In the park there are several structures, such as a commemorative plaque funded for the patron, Tadeusz Kościuszko, by the people of Katowice in 1925. The parachute tower also dates back to that time. It is currently being rebuilt to its height of 40 m; it was erected as a training structure. Not far from it there is a monument commemorating the heroic participation of scouts in the defence of the town against the Nazi invaders in 1939. Two wooden structures, Upper Silesia, a manorial granary from 1688 (burnt in 1970) and the Church of St. Michael Archangel, a wooden church under the invocation of St. Michael from 1510 moved from Syrynia, were placed in the park. The park also houses a permanent gallery of plein-air sculpture, collecting works of famous artists of the region: Zygmunt Brachmanski, Augustyn Dyrda, Joachim Krakowczyk, Piotr Latoska, Jacek Sarapata, Andrzej Szczepaniec.

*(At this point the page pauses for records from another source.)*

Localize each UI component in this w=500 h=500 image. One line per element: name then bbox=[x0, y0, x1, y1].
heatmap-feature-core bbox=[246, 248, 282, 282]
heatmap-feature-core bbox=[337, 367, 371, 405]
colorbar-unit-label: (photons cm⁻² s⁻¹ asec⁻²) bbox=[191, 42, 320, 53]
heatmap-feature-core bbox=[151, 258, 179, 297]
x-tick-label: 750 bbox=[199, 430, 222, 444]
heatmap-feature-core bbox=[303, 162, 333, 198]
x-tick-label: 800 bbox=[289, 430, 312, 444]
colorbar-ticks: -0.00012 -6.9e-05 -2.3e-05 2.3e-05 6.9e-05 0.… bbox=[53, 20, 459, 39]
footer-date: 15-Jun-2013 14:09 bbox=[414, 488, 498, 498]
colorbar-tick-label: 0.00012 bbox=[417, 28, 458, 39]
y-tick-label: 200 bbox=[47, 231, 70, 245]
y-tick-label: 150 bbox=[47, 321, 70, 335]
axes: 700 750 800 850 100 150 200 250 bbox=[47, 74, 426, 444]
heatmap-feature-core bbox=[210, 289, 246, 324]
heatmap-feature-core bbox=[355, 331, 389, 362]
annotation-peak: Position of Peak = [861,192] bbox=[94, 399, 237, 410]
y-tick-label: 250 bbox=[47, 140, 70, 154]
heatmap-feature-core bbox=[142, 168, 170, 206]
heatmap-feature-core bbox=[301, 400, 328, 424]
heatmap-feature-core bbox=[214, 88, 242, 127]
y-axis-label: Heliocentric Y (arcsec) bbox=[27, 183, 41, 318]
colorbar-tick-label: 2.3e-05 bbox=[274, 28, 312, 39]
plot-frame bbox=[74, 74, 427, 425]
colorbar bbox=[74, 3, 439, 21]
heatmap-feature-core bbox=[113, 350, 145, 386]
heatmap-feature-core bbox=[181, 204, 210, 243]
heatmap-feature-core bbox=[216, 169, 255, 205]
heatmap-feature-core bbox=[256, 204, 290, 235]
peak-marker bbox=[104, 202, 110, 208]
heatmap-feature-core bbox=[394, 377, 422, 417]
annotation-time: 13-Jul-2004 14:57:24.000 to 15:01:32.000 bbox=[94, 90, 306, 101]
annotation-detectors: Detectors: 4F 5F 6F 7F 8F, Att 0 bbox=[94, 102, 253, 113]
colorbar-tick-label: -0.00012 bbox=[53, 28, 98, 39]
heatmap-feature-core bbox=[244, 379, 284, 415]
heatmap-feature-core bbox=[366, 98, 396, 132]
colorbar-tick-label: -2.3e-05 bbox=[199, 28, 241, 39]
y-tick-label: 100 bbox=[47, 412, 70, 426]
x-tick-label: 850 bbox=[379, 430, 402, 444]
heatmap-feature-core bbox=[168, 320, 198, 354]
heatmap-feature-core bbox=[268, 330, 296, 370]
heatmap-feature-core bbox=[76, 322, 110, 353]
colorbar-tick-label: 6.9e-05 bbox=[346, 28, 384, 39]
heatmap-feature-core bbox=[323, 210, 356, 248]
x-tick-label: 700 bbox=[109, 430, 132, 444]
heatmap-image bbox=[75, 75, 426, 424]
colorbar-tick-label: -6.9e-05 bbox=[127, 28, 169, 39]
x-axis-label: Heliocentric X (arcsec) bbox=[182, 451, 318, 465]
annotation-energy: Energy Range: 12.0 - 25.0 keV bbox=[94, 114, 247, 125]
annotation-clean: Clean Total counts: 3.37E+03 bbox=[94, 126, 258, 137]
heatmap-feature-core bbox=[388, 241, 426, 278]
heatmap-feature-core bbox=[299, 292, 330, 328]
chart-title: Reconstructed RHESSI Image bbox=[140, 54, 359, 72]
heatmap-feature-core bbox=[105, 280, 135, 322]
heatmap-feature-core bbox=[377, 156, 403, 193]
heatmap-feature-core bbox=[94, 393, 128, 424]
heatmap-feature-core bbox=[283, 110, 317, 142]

In winter children can use a toboggan track and a ski route. The Soviet soldiers who died in 1945 are also buried there. The Park Hall, erected in the 1950s, is situated opposite the park and holds 3.500 people. At present it is a grocery/supermarket. Nearby there is a military cemetery from the interbellum, and toward the centre there is a sports stadium of the Physical Training Academy.